I’ve just finished reading the second volume of Somerset Maugham’s collected stories, an author who appears to have fallen somewhat out of fashion (maybe I’m wrong, and in reality he’s as venerated as Raymond Carver). I think in part it’s because his attitudes to race and gender, or at least the terms he uses to describe them, don’t sit so well with modern readers. It’s also the case that the world many of his characters inhabit –weekends in the country, society dinners and colonial experiences – doesn’t really exist anymore. Don’t get me wrong – I have nothing against reading books about rich people, or life in the colonies. For me the big problem with his stories is the way that he uses “I”, and I think there is a lot that the writer can learn from looking at how he does it.
It was a criticism that he was in part alert to – the book opens an introduction that is a defence of writers who use the pronoun. As he points out, it is a technique that is “as old as the hills, and he writes that:
“It’s object is of course to achieve credibility, for when someone tells you what he states has happened to himself you are more likely to believe that he is telling the truth than when he tells you what has happened to someone else. It has besides the merit from the story-teller’s point of view that he need only tell you what he knows for a fact and can leave to your imagination what he doesn’t or couldn’t know.”
So far, so good. I can’t imagine there are many readers or writers (or people who dabble in writing like myself) would disagree with Maugham’s sentiment.
The problem I have with his stories is that way that he uses “I”, because he doesn’t do it to present his tales from the “story-teller’s point of view”. In using “I”, Maugham really only creates one character, a short story writer who moves in fashionable circles.
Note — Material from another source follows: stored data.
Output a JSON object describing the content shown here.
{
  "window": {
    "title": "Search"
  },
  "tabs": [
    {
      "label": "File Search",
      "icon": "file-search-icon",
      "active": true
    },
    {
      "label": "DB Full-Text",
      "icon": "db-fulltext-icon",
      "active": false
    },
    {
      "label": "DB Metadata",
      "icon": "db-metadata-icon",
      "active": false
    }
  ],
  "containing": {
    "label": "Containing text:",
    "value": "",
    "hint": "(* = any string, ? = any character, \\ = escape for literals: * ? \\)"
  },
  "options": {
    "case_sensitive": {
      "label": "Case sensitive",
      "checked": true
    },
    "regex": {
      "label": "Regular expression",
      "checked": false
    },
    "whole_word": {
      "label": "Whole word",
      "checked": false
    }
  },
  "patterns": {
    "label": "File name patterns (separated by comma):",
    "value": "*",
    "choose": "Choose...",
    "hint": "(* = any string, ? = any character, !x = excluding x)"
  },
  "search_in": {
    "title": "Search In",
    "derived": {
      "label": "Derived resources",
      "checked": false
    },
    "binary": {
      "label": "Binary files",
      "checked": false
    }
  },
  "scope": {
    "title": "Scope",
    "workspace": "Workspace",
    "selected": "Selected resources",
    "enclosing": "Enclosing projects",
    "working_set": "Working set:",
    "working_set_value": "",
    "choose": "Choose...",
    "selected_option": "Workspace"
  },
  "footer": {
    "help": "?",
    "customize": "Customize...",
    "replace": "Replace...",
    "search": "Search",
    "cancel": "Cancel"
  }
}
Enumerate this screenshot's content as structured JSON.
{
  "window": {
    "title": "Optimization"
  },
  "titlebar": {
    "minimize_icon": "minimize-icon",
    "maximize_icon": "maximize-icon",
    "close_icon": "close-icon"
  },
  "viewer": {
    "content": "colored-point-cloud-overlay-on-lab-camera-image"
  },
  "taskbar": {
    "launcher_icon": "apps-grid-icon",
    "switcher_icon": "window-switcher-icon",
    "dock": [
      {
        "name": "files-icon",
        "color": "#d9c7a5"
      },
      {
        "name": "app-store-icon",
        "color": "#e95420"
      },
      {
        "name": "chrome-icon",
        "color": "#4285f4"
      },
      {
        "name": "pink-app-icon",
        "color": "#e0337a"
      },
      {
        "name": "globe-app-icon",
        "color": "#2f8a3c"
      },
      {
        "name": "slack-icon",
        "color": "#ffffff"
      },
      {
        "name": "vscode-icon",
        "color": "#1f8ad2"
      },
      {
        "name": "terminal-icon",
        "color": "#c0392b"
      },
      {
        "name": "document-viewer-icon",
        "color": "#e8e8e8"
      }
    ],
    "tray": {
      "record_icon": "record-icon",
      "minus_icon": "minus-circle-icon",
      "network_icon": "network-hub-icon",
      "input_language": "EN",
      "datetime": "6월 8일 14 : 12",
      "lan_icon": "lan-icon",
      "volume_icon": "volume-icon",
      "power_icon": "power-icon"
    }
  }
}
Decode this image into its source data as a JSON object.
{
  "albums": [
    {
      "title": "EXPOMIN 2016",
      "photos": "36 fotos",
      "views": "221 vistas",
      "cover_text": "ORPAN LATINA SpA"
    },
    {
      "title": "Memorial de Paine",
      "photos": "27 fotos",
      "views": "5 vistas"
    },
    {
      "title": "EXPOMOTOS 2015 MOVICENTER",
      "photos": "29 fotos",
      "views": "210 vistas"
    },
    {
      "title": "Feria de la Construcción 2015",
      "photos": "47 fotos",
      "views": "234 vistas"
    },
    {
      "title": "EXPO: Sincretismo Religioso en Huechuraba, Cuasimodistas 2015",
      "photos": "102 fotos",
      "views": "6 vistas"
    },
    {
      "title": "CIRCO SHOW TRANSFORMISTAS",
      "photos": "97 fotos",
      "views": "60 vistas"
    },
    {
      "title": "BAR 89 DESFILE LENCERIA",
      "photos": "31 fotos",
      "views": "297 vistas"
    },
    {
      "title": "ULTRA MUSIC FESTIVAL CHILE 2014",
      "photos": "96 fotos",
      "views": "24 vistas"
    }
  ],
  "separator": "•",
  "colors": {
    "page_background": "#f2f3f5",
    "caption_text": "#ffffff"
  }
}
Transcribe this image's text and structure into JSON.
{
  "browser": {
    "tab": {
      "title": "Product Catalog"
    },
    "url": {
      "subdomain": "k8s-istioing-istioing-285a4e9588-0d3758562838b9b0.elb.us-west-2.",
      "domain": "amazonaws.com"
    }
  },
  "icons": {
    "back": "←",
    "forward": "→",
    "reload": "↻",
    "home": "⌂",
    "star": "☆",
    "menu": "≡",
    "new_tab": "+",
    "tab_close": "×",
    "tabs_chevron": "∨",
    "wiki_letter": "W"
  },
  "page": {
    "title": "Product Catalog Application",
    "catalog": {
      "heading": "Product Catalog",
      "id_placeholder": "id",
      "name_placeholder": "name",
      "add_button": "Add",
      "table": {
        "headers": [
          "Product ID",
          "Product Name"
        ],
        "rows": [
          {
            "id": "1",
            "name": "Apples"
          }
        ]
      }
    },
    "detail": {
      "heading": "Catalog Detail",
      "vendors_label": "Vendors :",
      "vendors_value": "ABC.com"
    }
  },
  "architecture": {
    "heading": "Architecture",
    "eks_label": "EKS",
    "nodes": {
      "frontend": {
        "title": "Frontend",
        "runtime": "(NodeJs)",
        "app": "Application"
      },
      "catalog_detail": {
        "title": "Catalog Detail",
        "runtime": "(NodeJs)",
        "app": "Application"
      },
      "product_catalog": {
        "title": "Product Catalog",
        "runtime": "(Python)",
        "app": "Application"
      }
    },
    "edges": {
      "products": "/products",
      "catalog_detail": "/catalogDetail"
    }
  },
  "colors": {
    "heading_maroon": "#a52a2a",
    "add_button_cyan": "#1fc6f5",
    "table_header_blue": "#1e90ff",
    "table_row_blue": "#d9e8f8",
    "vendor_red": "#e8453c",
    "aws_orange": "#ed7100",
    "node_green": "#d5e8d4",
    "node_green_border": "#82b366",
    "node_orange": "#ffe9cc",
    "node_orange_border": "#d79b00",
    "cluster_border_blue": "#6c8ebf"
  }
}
This “I” sometimes meets other authors (for example in “The Creative Impluse”) attends the wedding of one of his friends’ sister-in-laws (“Jane”) or ends as a go between an estranged relative and the rest of his family (“The Alien Corn”).
Many of the stories in the book are then told to the “I” in the stories and not by the “I”. He tells the tales from a story teller’s veiw, but it is not the person to whom the story happend, depriving us of the first-hand point of view that he was defending in his introduction. The interjections he makes as a narrator also limits your ability to make your own mind up about the story as presented.
The overall impact is to make Maugham seem like an exceptionally well-paid racconteur (at one point he was reckoned to be the highest earning author). Because it does come across that the character is closely aligned to Maugham, despite his protestation in the introduction that “…the author is not drawing a fanciful portrait of himself, but creating a character for the particular purposes of his story.” But when that character is continually a successful author, it is hard to avoid the impression that the “I” is anyone but Maugham himself.
Some may say that we do get the stories from the protagonists point of view, as many of the stories are told to the “I” through reported speech. But Maugham would have done much better to have cut himself out as a middleman, and tell the stories direct from the point of view of the person the story happened to so that we can properly inhabit the characters that pass through his stories.
Maybe it really worked for him at the time to try and trade on his fame in the he presented his stories, and that he genuinely believed it was adding authenticity. Now, it all looks a bit unreal, a bit unimaginative, and at times does a disservice to the sometimes-cracking stories that he was trying to tell.